Sensing Light: A Novel
Mark A. Jacobson’s novel Sensing Light instantly takes us back to those harrowing days in the 1979 when young gay men were turning up in San Francisco emergency rooms with a rare pneumonias and cancers, unnamable infections, and a zero T-cell count to fight anything off.
First called gay cancer, then GRID (gay-related immune deficiency) by the time the pathogen HIV was discovered AIDS (acquired immune deficiency syndrome) an out of control worldwide epidemic was emerging with everyone at risk who’d had unprotected sex, shared needles, or received blood transfusions.
Jacobson’s novel weaves the story of three medical professionals whose lives are personally changed by the impact of the epidemic. One guesses that the main characters are fictionalized composites of real doctors and health care workers on those initial front lines trying to treat patients and find answers to this horrific new disease.
Jacobson was himself one of those real life doctors and, admirably, gives a sensitive account of the grim years of AIDS when there was essentially no hope to save patients. He doesn’t pull any punches, but also does not dwell on the horrors of what people faced in that first decade before there were effective any medications that could save lives. He writes about dying patients with a clinical and compassionate wisdom. His account of the harried world of medical professionals and researchers trying to get a handle on raging epidemic is thoughtfully drawn.

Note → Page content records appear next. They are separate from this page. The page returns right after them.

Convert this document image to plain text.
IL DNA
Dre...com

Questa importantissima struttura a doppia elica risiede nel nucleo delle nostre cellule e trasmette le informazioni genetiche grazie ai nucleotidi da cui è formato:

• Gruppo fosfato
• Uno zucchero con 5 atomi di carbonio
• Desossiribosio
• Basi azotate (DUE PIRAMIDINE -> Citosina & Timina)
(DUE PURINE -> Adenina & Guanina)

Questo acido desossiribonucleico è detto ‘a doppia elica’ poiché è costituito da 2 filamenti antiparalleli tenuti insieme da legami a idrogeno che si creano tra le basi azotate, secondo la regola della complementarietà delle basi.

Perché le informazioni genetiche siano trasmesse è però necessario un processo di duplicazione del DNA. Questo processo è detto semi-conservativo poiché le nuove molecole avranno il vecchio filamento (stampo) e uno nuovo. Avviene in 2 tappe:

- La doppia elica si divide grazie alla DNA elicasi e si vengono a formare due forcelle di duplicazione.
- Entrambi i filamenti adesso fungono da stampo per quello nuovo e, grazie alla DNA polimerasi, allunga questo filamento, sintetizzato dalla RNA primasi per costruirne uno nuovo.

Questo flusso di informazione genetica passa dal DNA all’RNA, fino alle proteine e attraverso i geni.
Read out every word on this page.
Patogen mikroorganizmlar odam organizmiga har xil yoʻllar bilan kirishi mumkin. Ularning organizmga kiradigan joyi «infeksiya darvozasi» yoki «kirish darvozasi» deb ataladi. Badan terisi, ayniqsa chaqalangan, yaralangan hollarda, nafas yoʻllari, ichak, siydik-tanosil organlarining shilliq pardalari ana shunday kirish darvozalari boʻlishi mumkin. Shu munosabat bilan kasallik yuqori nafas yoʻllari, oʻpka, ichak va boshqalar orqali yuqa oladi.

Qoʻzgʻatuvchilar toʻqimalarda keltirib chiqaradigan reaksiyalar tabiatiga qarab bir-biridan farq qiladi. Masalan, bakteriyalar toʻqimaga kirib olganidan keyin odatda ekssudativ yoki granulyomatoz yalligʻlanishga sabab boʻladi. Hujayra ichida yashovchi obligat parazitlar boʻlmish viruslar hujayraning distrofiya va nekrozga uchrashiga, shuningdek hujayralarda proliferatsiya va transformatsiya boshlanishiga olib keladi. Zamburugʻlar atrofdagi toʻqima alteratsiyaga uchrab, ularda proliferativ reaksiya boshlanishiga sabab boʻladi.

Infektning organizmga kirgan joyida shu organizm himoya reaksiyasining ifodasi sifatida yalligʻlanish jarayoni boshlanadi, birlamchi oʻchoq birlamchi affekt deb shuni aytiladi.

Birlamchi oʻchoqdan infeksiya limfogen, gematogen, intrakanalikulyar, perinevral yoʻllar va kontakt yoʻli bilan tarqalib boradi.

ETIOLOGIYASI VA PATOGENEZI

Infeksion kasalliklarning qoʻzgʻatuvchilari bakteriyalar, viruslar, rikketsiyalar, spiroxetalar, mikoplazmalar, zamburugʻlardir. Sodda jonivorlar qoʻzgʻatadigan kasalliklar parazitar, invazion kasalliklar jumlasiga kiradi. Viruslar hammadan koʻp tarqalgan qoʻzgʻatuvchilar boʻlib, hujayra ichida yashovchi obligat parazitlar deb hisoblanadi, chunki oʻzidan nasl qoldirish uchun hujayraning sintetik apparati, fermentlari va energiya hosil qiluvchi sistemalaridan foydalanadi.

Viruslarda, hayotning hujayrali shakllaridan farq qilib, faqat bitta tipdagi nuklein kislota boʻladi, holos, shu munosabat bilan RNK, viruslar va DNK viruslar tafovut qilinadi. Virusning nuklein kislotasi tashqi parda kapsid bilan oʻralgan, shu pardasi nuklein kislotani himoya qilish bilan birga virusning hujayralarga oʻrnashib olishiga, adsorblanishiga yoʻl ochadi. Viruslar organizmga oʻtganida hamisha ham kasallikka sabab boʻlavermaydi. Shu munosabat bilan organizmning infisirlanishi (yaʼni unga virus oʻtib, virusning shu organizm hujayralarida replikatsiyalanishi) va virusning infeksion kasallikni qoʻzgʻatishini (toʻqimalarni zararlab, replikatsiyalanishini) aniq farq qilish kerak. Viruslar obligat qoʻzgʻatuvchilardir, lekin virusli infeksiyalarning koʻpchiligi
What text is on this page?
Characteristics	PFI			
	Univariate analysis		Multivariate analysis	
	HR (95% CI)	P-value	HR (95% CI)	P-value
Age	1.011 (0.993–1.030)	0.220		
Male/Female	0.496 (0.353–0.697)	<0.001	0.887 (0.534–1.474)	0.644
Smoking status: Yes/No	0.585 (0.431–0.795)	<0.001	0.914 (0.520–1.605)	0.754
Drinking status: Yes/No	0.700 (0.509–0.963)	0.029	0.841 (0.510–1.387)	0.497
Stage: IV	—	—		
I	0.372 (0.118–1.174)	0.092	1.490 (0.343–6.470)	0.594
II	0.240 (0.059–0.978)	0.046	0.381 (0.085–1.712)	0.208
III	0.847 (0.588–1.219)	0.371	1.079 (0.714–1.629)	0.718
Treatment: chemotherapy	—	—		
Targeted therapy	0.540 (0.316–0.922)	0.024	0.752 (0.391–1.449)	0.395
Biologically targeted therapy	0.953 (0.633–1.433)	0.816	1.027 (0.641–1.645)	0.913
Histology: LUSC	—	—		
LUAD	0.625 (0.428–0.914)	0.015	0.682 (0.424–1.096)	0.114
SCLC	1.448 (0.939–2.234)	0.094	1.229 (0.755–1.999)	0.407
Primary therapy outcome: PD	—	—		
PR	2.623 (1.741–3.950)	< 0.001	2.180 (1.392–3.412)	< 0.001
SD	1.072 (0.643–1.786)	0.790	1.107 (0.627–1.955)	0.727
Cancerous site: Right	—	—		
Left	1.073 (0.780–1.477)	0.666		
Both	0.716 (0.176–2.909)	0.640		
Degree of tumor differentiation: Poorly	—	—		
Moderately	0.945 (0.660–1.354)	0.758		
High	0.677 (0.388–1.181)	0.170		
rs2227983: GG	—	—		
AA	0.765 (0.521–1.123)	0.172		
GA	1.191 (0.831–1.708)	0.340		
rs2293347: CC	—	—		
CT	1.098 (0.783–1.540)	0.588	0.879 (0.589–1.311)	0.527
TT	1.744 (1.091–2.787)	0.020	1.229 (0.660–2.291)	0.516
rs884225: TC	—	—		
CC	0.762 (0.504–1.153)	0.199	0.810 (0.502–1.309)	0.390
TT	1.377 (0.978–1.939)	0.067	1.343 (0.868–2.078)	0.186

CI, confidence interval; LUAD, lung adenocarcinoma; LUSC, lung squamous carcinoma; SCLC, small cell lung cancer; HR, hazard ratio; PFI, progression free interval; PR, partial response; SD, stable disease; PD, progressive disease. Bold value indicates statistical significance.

Kevin is an Asian American intern who moves to San Francisco to live a full gay life out from under the gaze of disapproving parents. Herb is the seasoned Asian- American supervising physician and mentor to a dedicated staff. Meanwhile, he and his wife Cecelia, a successful lawyer, are growing apart mainly because Herb is always working. They are struggling to save their marriage and be good parents. Lawyer Gwen is a dynamic clinic worker trying to juggle her time and energy as a single parent raising a teenage daughter as she returns to a higher pressure job at City Hospital to complete her residency just as the AIDS epidemic is exploding in the city.
Kevin becomes a leader in AIDS training and treatment strategies, but he has to readjust his priorities when his lover Marco, a research scientist, is diagnosed with AIDS. Later, Kevin also tests HIV-positive, and eventually develops full-blown AIDS. Gwen and Herb rally around the couple and Jacobson’s backdrop of the relations between gays and straights as completely compassionate and positive is to be lauded.
Even in its earnest charm though, the fictional lives, families, and loves of the doctors prove a bit more narratively problematic in Sensing Light. Jacobson’s dialogue can read as soap opera-ish and his plot devices can creak at key points.
In his endnotes, Jacobson acknowledges the best sources reportage of the early years of AIDS is Shilts’ And the Band Played On and French scientist Luc Montagnier’s Virus. He said he wrote the fictive account for the benefit of his own children and his medical students and for its intent to enlighten this generation who might not otherwise know the events and the people lost to this disease. Without doubt, Dr. Jacobson is dispensing good medicine to his readers.